Cryptocurrency and Family Law
Cryptocurrencies are counted as a financial asset that will be part of the asset pool to be divided in the course of a property settlement following separation or divorce. As a property settlement takes in all assets owned by the parties to the relationship, this will include the ownership of any crypto. Cryptocurrencies pose some unique challenges as they can be difficult to value and locate.
What is a property settlement?
A property settlement occurs when a separating couple wants to divide their assets between themselves. The end result should reflect a fair and equitable division of assets, taking into account considerations such as the care of children, the salary of each party, and their expected future earning capacity.

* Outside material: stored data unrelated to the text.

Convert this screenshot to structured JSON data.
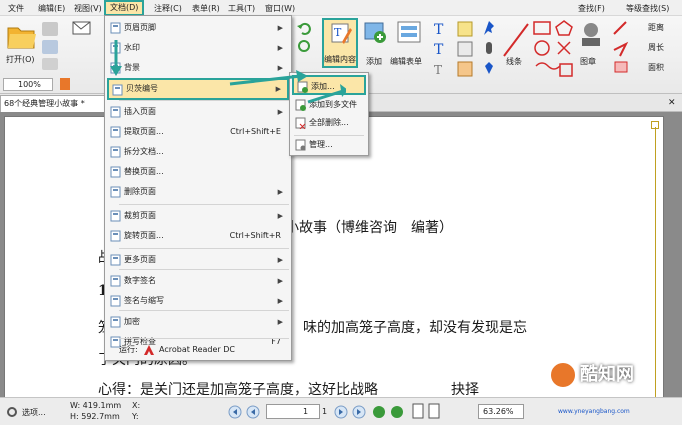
{
  "menubar": {
    "items": [
      "文件",
      "编辑(E)",
      "视图(V)",
      "文档(D)",
      "注释(C)",
      "表单(R)",
      "工具(T)",
      "窗口(W)"
    ],
    "right_items": [
      "查找(F)",
      "等级查找(S)"
    ]
  },
  "ribbon": {
    "open_label": "打开(O)",
    "zoom_value": "100%",
    "edit_content_label": "编辑内容",
    "add_label": "添加",
    "edit_form_label": "编辑表单",
    "line_label": "线条",
    "shape_label": "图章",
    "distance_label": "距离",
    "perimeter_label": "周长",
    "area_label": "面积"
  },
  "doc_tab": {
    "label": "68个经典管理小故事 *"
  },
  "menu": {
    "items": [
      {
        "label": "页眉页脚",
        "shortcut": "",
        "submenu": true,
        "icon": "header-footer-icon"
      },
      {
        "label": "水印",
        "shortcut": "",
        "submenu": true,
        "icon": "watermark-icon"
      },
      {
        "label": "背景",
        "shortcut": "",
        "submenu": true,
        "icon": "background-icon"
      },
      {
        "label": "贝茨编号",
        "shortcut": "",
        "submenu": true,
        "icon": "bates-numbering-icon",
        "highlighted": true
      },
      {
        "label": "插入页面",
        "shortcut": "",
        "submenu": true,
        "icon": "insert-page-icon"
      },
      {
        "label": "提取页面...",
        "shortcut": "Ctrl+Shift+E",
        "submenu": false,
        "icon": "extract-page-icon"
      },
      {
        "label": "拆分文档...",
        "shortcut": "",
        "submenu": false,
        "icon": "split-document-icon"
      },
      {
        "label": "替换页面...",
        "shortcut": "",
        "submenu": false,
        "icon": "replace-page-icon"
      },
      {
        "label": "删除页面",
        "shortcut": "",
        "submenu": true,
        "icon": "delete-page-icon"
      },
      {
        "label": "裁剪页面",
        "shortcut": "",
        "submenu": true,
        "icon": "crop-page-icon"
      },
      {
        "label": "旋转页面...",
        "shortcut": "Ctrl+Shift+R",
        "submenu": false,
        "icon": "rotate-page-icon"
      },
      {
        "label": "更多页面",
        "shortcut": "",
        "submenu": true,
        "icon": "more-pages-icon"
      },
      {
        "label": "数字签名",
        "shortcut": "",
        "submenu": true,
        "icon": "digital-signature-icon"
      },
      {
        "label": "签名与缩写",
        "shortcut": "",
        "submenu": true,
        "icon": "sign-initials-icon"
      },
      {
        "label": "加密",
        "shortcut": "",
        "submenu": true,
        "icon": "encrypt-icon"
      },
      {
        "label": "拼写检查",
        "shortcut": "F7",
        "submenu": false,
        "icon": "spell-check-icon"
      }
    ],
    "run_label": "运行:",
    "run_app": "Acrobat Reader DC"
  },
  "submenu": {
    "items": [
      "添加...",
      "添加到多文件",
      "全部删除...",
      "管理..."
    ]
  },
  "document": {
    "title_line": "小故事（博维咨询　编著）",
    "line_dash": "战",
    "line_1": "1",
    "line_a": "笼",
    "line_b": "味的加高笼子高度，却没有发现是忘",
    "line_c": "了关门的原因。",
    "line_d": "心得：是关门还是加高笼子高度，这好比战略",
    "line_e": "抉择"
  },
  "status": {
    "options_label": "选项...",
    "width": "W: 419.1mm",
    "height": "H: 592.7mm",
    "x_label": "X:",
    "y_label": "Y:",
    "page_value": "1",
    "page_total": "1",
    "zoom_value": "63.26%"
  },
  "watermark": {
    "brand": "酷知网",
    "url": "www.yneyangbang.com"
  },
  "colors": {
    "teal": "#2aa39a",
    "highlight": "#fbe6a8",
    "menu_bg": "#f5f5f5"
  }
}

Undertaking a property settlement involves four main stages:
- Identifying the asset pool
- Assessing the contributions of each party to the relationship
- Consideration of each individual’s future needs
- A final examination by the Court to determine a fair and equitable result
In this article, we will focus more on the first part of the property settlement stage: identifying the asset pool. This stage is where all assets and liabilities of both parties are identified. Whilst this stage may be straightforward, individuals owning cryptocurrency may face additional challenges, particularly regarding its valuation and ownership.
Cryptocurrency and property settlement
There are 3 stages to undertake if you or your partner have any cryptocurrencies:
- Determine whether your partner holds any cryptocurrencies
- Determine how much cryptocurrency they have
- Determine the dollar value of this asset
‘Full and frank disclosure’
Family law proceedings require that each party give their full and frank disclosure about their financial assets and circumstances. This is extremely important as it allows both parties to ensure that the agreement they are deciding upon is fair and appropriate.
In normal circumstances, any relevant body (such as an employer or bank) may be issued a subpoena if it is suspected that one party is withholding information. You may also be able to commence proceedings in the Family Court of Australia or in the Federal Magistrates Court.
However, cryptocurrencies can make this process more difficult, particularly because cryptocurrencies have no central governing body and are decentralised. This means that there is no institution or body that can be subpoenaed if information is withheld.
Even if you are sure that your partner holds such crypto assets, it may be difficult to prove if you have no access to any passwords or keys. In certain circumstances, the court may also order that electronic devices be seized.
If you find yourself in this difficult position, it may be best to obtain legal advice to see the options that are available to you.
How can the value of cryptocurrency be determined?
Cryptocurrencies are known for the volatility of their value. For example, some cryptocurrencies can increase over 20% of their value in a single day. Thus, their value is an extremely important consideration for courts as it can have a large impact on the amount of assets that each party receives.
Thus, the timing in which these assets are valued is crucial. The courts have some ability to consider the extreme volatility of some cryptocurrencies, though the law is still continuing to develop in this area.
Once you are aware that your partner holds cryptocurrencies, they can be valued with reference to the market value. This is the same process taken for other assets in a property settlement.
Because of the volatility of cryptocurrencies, courts also have the power to decide whether they want to compensate an individual if the other party has acted recklessly, or acted in a way designed to reduce the amount of assets available.
However, proving that an individual has deliberately reduced the value of assets to sabotage another during a property settlement can be difficult.